5. According to the US Small Business Administration, 67 percent of all jobs are created by small businesses of 499 or fewer employees. Despite estimates of government and right-wing think tanks like the National Bureau of Economic Research and Federal Reserve Bank of St. Louis, small firms of 200 and fewer employees (the vast majority of which are small partnerships and private practices with little or no international market presence or potential) produce nearly 85 percent of all jobs.
According to reliable research from the Center for Economic and Policy Research, the economy is not creating many jobs at all; the 13 states that raised their minimum wage had higher job growth than states that did not raise the minimum wage and the Trans-Pacific Partnership will cost jobs, not create them. This corporate cannibals’ global power-grab, if implemented, will set back financial, environmental, public health and safety regulatory standards 100 years, as well as grant corporate ogres the right to empty the US treasure for alleged “future” loss of profits. Given the cocked-up state of corporate-controlled social “science” research, that will be an easy case to make. The fact that the TPP guarantees that such judicial “decisions” will be rendered by a tribunal of corporate lawyers all but ensures a pro-corporate capitalist outcome. Too bad for the people, huh?

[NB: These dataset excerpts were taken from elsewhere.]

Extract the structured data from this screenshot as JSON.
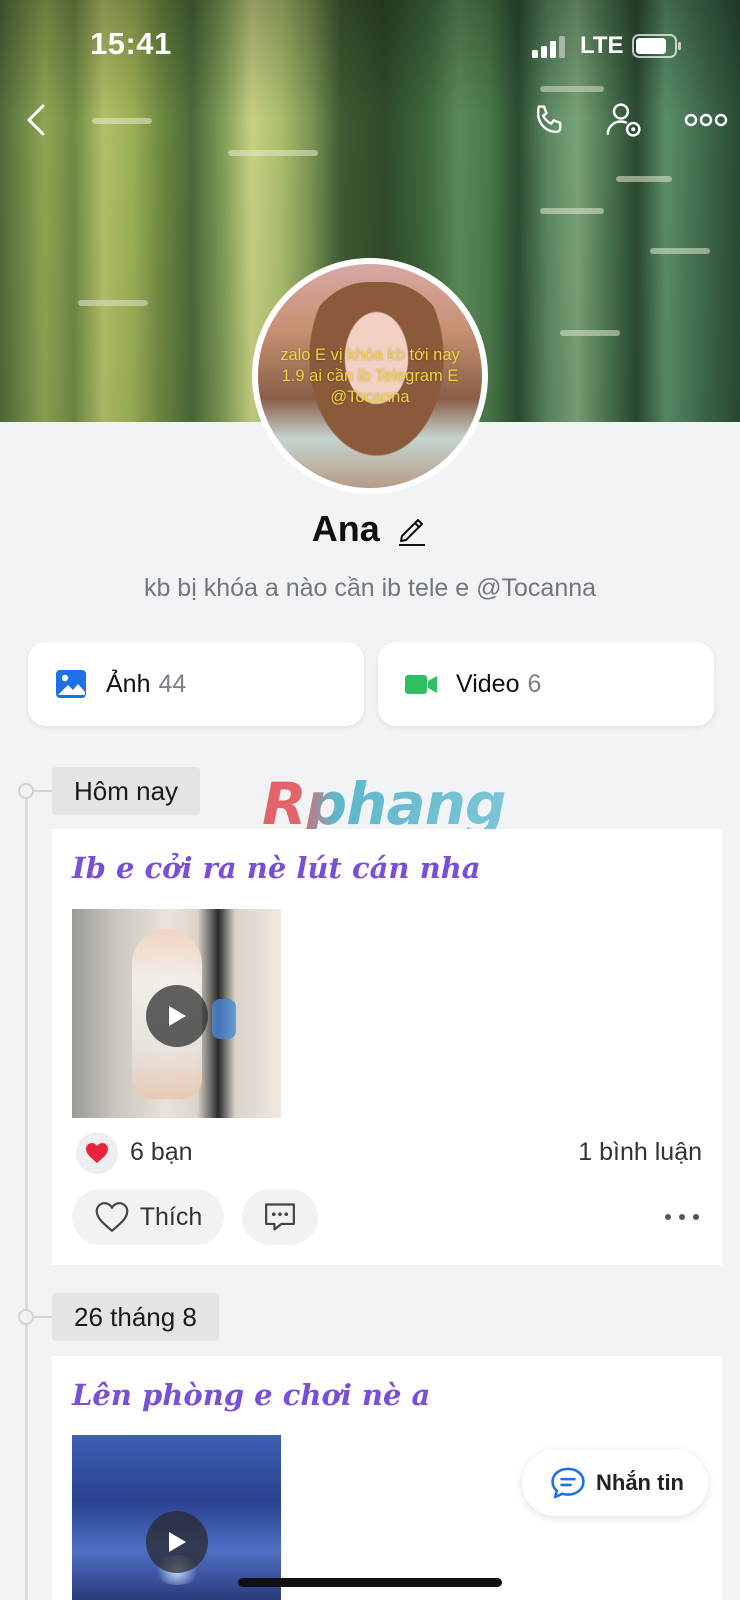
{
  "status_bar": {
    "time": "15:41",
    "network": "LTE"
  },
  "header": {
    "icons": [
      "back-icon",
      "phone-icon",
      "user-settings-icon",
      "more-icon"
    ]
  },
  "profile": {
    "avatar_text": "zalo E vị khóa kb tới nay 1.9 ai cần ib Telegram E @Tocanna",
    "name": "Ana",
    "bio": "kb bị khóa a nào cần ib tele e @Tocanna"
  },
  "media": {
    "photos": {
      "label": "Ảnh",
      "count": "44"
    },
    "videos": {
      "label": "Video",
      "count": "6"
    }
  },
  "watermark": "Rphang",
  "timeline": [
    {
      "date": "Hôm nay",
      "post": {
        "title": "Ib e cởi ra nè lút cán nha",
        "reactions": "6 bạn",
        "comments": "1 bình luận",
        "like_label": "Thích"
      }
    },
    {
      "date": "26 tháng 8",
      "post": {
        "title": "Lên phòng e chơi nè a"
      }
    }
  ],
  "chat_button": {
    "label": "Nhắn tin"
  },
  "colors": {
    "accent_purple": "#7a4fd8",
    "photo_blue": "#1e6fe8",
    "video_green": "#2fbf62",
    "chat_blue": "#1e6fe8"
  }
}
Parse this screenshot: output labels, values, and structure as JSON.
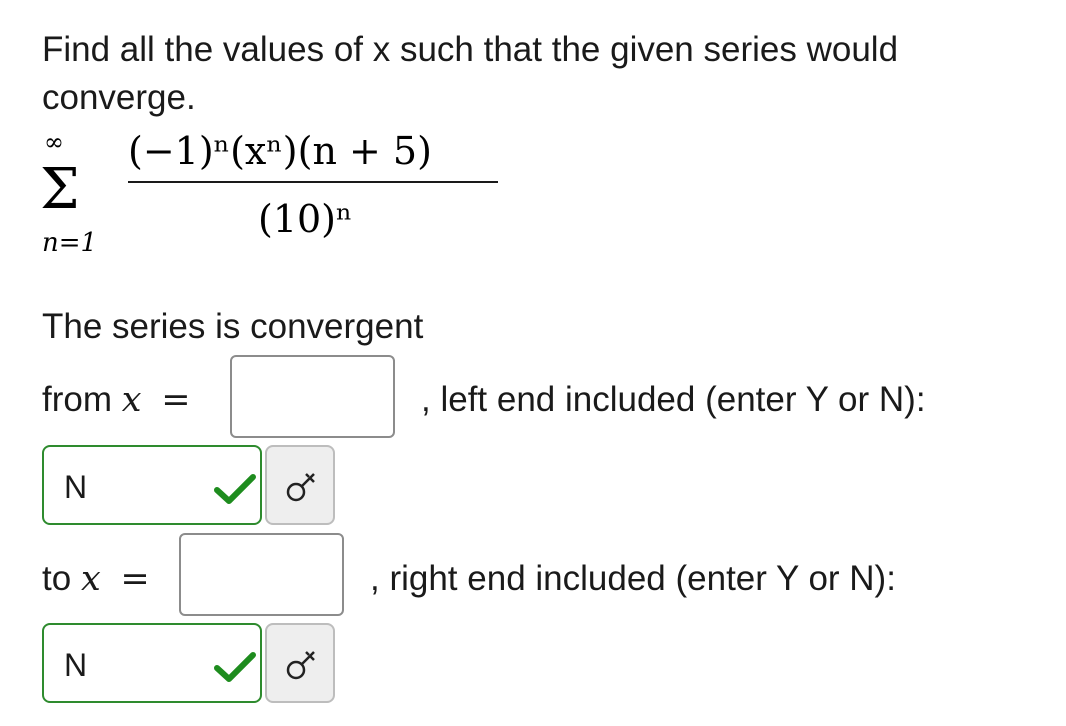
{
  "question": {
    "text": "Find all the values of x such that the given series would converge."
  },
  "formula": {
    "sum_upper": "∞",
    "sum_lower": "n=1",
    "numerator": "(−1)ⁿ(xⁿ)(n + 5)",
    "denominator": "(10)ⁿ"
  },
  "answer": {
    "convergent_label": "The series is convergent",
    "from_prefix": "from",
    "to_prefix": "to",
    "variable": "x",
    "equals": "=",
    "left_suffix": ", left end included (enter Y or N):",
    "right_suffix": ", right end included (enter Y or N):",
    "from_value": "",
    "to_value": "",
    "left_included": "N",
    "right_included": "N"
  },
  "icons": {
    "check": "check-icon",
    "key": "key-icon"
  },
  "colors": {
    "correct_border": "#2e8b2e",
    "check": "#1e8c1e",
    "key_button_bg": "#eeeeee"
  }
}
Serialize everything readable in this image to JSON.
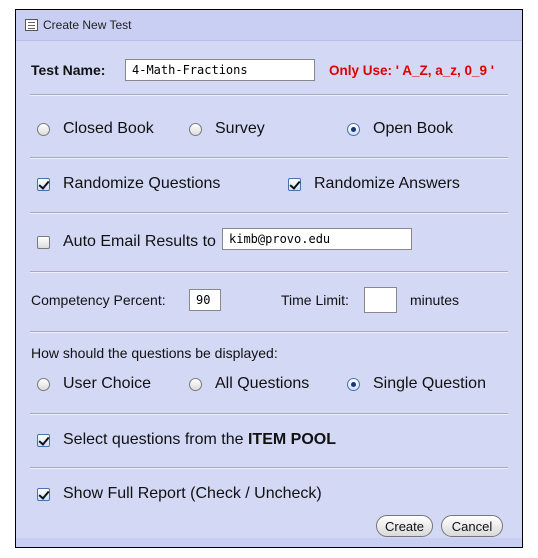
{
  "dialog": {
    "title": "Create New Test"
  },
  "test_name": {
    "label": "Test Name:",
    "value": "4-Math-Fractions",
    "hint": "Only Use: ' A_Z, a_z, 0_9 '"
  },
  "book_type": {
    "options": [
      "Closed Book",
      "Survey",
      "Open Book"
    ],
    "selected": "Open Book"
  },
  "randomize": {
    "questions": "Randomize Questions",
    "answers": "Randomize Answers"
  },
  "email": {
    "label": "Auto Email Results to",
    "value": "kimb@provo.edu"
  },
  "competency": {
    "label": "Competency Percent:",
    "value": "90"
  },
  "time_limit": {
    "label": "Time Limit:",
    "value": "",
    "unit": "minutes"
  },
  "display": {
    "question": "How should the questions be displayed:",
    "options": [
      "User Choice",
      "All Questions",
      "Single Question"
    ],
    "selected": "Single Question"
  },
  "item_pool": {
    "prefix": "Select questions from the ",
    "bold": "ITEM POOL"
  },
  "full_report": {
    "label": "Show Full Report (Check / Uncheck)"
  },
  "buttons": {
    "create": "Create",
    "cancel": "Cancel"
  }
}
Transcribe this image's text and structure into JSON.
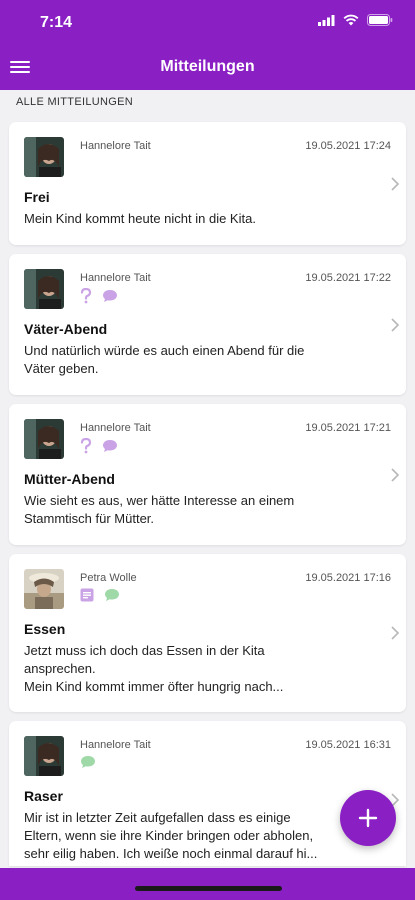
{
  "status_bar": {
    "time": "7:14"
  },
  "header": {
    "title": "Mitteilungen"
  },
  "section": {
    "label": "ALLE MITTEILUNGEN"
  },
  "messages": [
    {
      "author": "Hannelore Tait",
      "date": "19.05.2021 17:24",
      "title": "Frei",
      "body": "Mein Kind kommt heute nicht in die Kita.",
      "icons": []
    },
    {
      "author": "Hannelore Tait",
      "date": "19.05.2021 17:22",
      "title": "Väter-Abend",
      "body": "Und natürlich würde es auch einen Abend für die\nVäter geben.",
      "icons": [
        "question-icon",
        "chat-icon"
      ]
    },
    {
      "author": "Hannelore Tait",
      "date": "19.05.2021 17:21",
      "title": "Mütter-Abend",
      "body": "Wie sieht es aus, wer hätte Interesse an einem\nStammtisch für Mütter.",
      "icons": [
        "question-icon",
        "chat-icon"
      ]
    },
    {
      "author": "Petra Wolle",
      "date": "19.05.2021 17:16",
      "title": "Essen",
      "body": "Jetzt muss ich doch das Essen in der Kita\nansprechen.\nMein Kind kommt immer öfter hungrig nach...",
      "icons": [
        "document-icon",
        "chat-icon"
      ]
    },
    {
      "author": "Hannelore Tait",
      "date": "19.05.2021 16:31",
      "title": "Raser",
      "body": "Mir ist in letzter Zeit aufgefallen dass es einige\nEltern, wenn sie ihre Kinder bringen oder abholen,\nsehr eilig haben. Ich weiße noch einmal darauf hi...",
      "icons": [
        "chat-icon"
      ]
    }
  ],
  "colors": {
    "primary": "#8a1fc4",
    "icon_purple": "#c9a3e6",
    "icon_green": "#9fd9a8"
  }
}
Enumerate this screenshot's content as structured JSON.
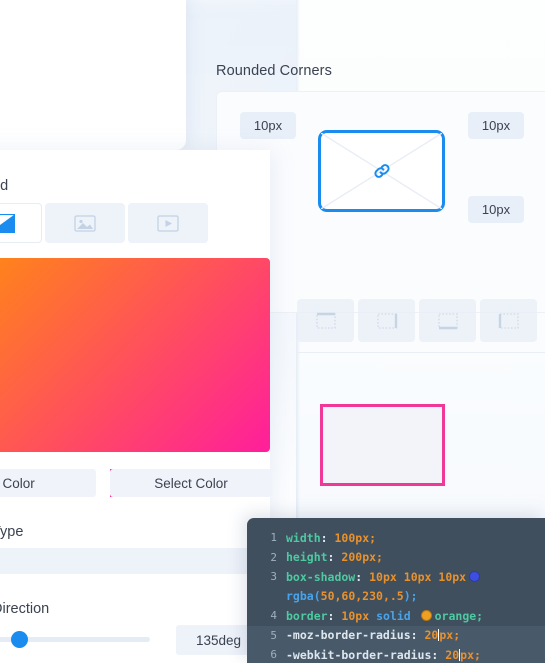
{
  "background_panel": {
    "section_label": "nd",
    "section_label_full": "Background",
    "tabs": [
      {
        "id": "gradient",
        "icon": "gradient-icon",
        "selected": true
      },
      {
        "id": "image",
        "icon": "image-icon",
        "selected": false
      },
      {
        "id": "video",
        "icon": "video-icon",
        "selected": false
      }
    ],
    "gradient_preview": {
      "from_color": "#FF9800",
      "to_color": "#FF1E9C",
      "angle": "135deg"
    },
    "color_buttons": [
      {
        "label": "Select Color",
        "swatch": ""
      },
      {
        "label": "Select Color",
        "swatch": "#FF2AA0"
      }
    ],
    "type_label": "Type",
    "type_value": "",
    "direction_label": "Direction",
    "direction_value": "135deg",
    "slider_percent": 17
  },
  "rounded_corners_panel": {
    "title": "Rounded Corners",
    "badges": [
      "10px",
      "10px",
      "10px"
    ],
    "preview": {
      "border_color": "#1A8CF0",
      "icon": "link-icon"
    },
    "side_buttons": [
      {
        "id": "top",
        "icon": "border-top-icon"
      },
      {
        "id": "right",
        "icon": "border-right-icon"
      },
      {
        "id": "bottom",
        "icon": "border-bottom-icon"
      },
      {
        "id": "left",
        "icon": "border-left-icon"
      }
    ],
    "result_box": {
      "border_color": "#EF3897",
      "fill_color": "#F2F4F9"
    }
  },
  "code_editor": {
    "lines": [
      {
        "n": "1",
        "highlighted": false
      },
      {
        "n": "2",
        "highlighted": false
      },
      {
        "n": "3",
        "highlighted": false
      },
      {
        "n": "",
        "highlighted": false
      },
      {
        "n": "4",
        "highlighted": false
      },
      {
        "n": "5",
        "highlighted": true
      },
      {
        "n": "6",
        "highlighted": true
      }
    ],
    "code": {
      "l1_prop": "width",
      "l1_val": "100px",
      "l2_prop": "height",
      "l2_val": "200px",
      "l3_prop": "box-shadow",
      "l3_v1": "10px",
      "l3_v2": "10px",
      "l3_v3": "10px",
      "l3b_fn": "rgba",
      "l3b_args": "50,60,230,.5",
      "l4_prop": "border",
      "l4_v1": "10px",
      "l4_kw": "solid",
      "l4_val": "orange",
      "l5_prop": "-moz-border-radius",
      "l5_val_a": "20",
      "l5_val_b": "px",
      "l6_prop": "-webkit-border-radius",
      "l6_val_a": "20",
      "l6_val_b": "px"
    },
    "swatches": {
      "shadow_color": "#3C4FE0",
      "border_color": "#F0A020"
    },
    "semicolon": ";",
    "colon": ":",
    "paren_open": "(",
    "paren_close": ")"
  }
}
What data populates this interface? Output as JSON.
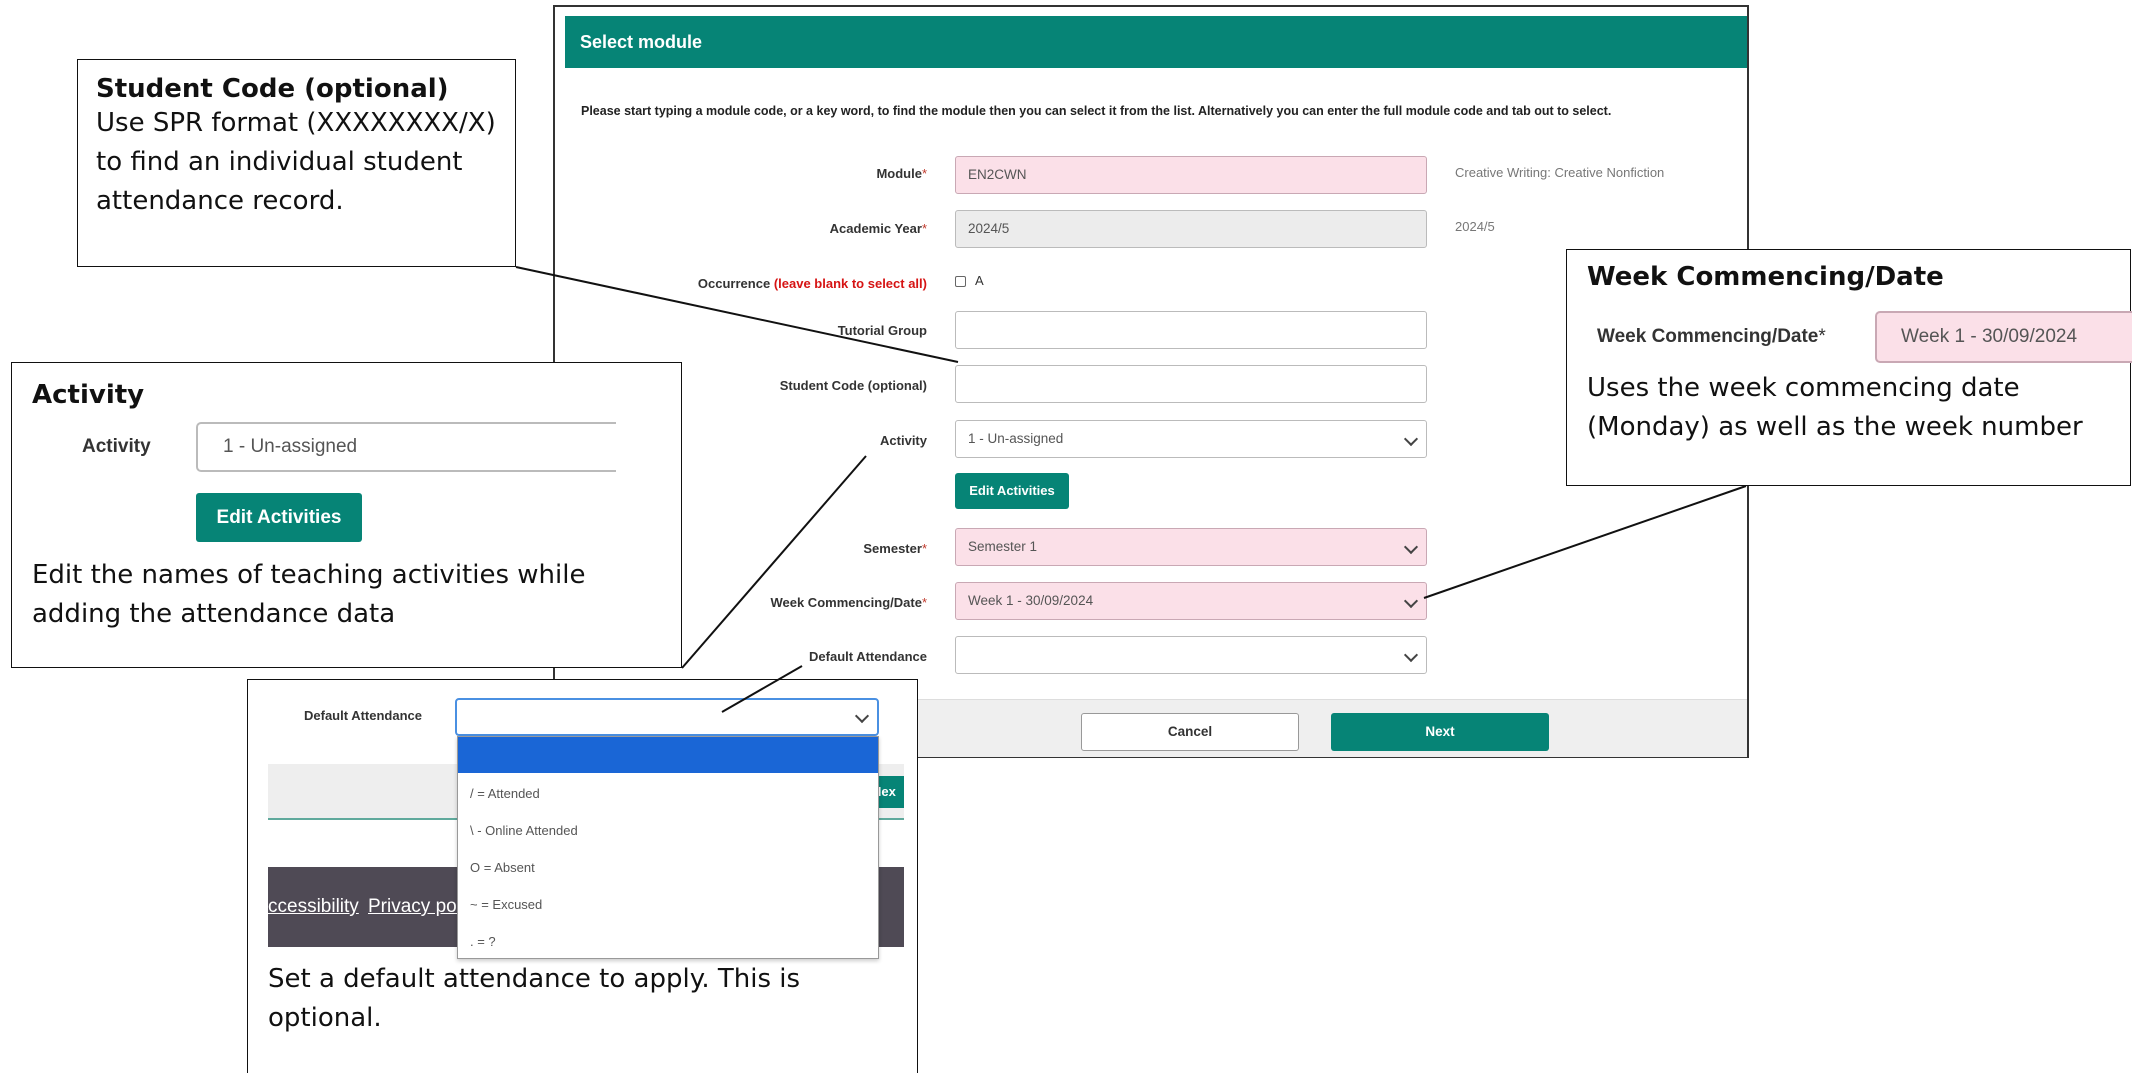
{
  "dialog": {
    "title": "Select module",
    "instructions": "Please start typing a module code, or a key word, to find the module then you can select it from the list. Alternatively you can enter the full module code and tab out to select.",
    "module": {
      "label": "Module",
      "required": "*",
      "value": "EN2CWN",
      "description": "Creative Writing: Creative Nonfiction"
    },
    "academic_year": {
      "label": "Academic Year",
      "required": "*",
      "value": "2024/5",
      "side": "2024/5"
    },
    "occurrence": {
      "label": "Occurrence",
      "hint": "(leave blank to select all)",
      "option": "A",
      "checked": false
    },
    "tutorial_group": {
      "label": "Tutorial Group",
      "value": ""
    },
    "student_code": {
      "label": "Student Code (optional)",
      "value": ""
    },
    "activity": {
      "label": "Activity",
      "value": "1 - Un-assigned"
    },
    "edit_activities": "Edit Activities",
    "semester": {
      "label": "Semester",
      "required": "*",
      "value": "Semester 1"
    },
    "week": {
      "label": "Week Commencing/Date",
      "required": "*",
      "value": "Week 1 - 30/09/2024"
    },
    "default_attendance": {
      "label": "Default Attendance",
      "value": ""
    },
    "cancel": "Cancel",
    "next": "Next"
  },
  "callouts": {
    "student_code": {
      "title": "Student Code (optional)",
      "lines": [
        "Use SPR format (XXXXXXXX/X)",
        "to find an individual student",
        "attendance record."
      ]
    },
    "activity": {
      "title": "Activity",
      "field_label": "Activity",
      "field_value": "1 - Un-assigned",
      "button": "Edit Activities",
      "lines": [
        "Edit the names of teaching activities while",
        "adding the attendance data"
      ]
    },
    "week": {
      "title": "Week Commencing/Date",
      "field_label": "Week Commencing/Date",
      "required": "*",
      "field_value": "Week 1 - 30/09/2024",
      "lines": [
        "Uses the week commencing date",
        "(Monday) as well as the week number"
      ]
    },
    "default_attendance": {
      "field_label": "Default Attendance",
      "options": [
        "",
        "/ = Attended",
        "\\ - Online Attended",
        "O = Absent",
        "~ = Excused",
        ". = ?"
      ],
      "next_partial": "Nex",
      "footer_links": [
        "ccessibility",
        "Privacy poli"
      ],
      "lines": [
        "Set a default attendance to apply. This is",
        "optional."
      ]
    }
  },
  "colors": {
    "teal": "#068476",
    "pink_field": "#fbe0e8",
    "highlight_blue": "#1a66d6",
    "footer_dark": "#4f4a55"
  }
}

In an op-ed article, CEPR co-director Mark Weisbrot, notes:
The Trans-Pacific Partnership (TPP) is a very special trade agreement. It is so special that our government officials who are negotiating it want to keep it completely secret from us. It’s like a special Christmas present so they want it to be a surprise! And to make sure it’s a surprise, they won’t even let a single member of Congress see what they are negotiating. However, hundreds of corporations have been given access to the draft text.
This should give you some idea of our government’s trade agenda. President Obama says that he wants to create jobs through trade, but this agreement is more likely to cost jobs here than to create them. Leaked drafts of parts of the agreement indicate that our negotiators are trying to increase patent protection for pharmaceutical companies, for example. This will not create jobs, although it may make our big drug companies and their shareholders richer.
It is the multinationals that, to the detriment of the public interest, want to jack up exports to profit their financial investors. Clearly, if we want to change this imbalance between the opulent clout of corporate advertising and lobbying “dark money” and the sheep-like impotence of the American people, ordinary citizens will have to organize themselves in local communities all across the country and mobilize to dismantle all multinational corporations, which are preying on the people and rapidly demolishing every trace of public good.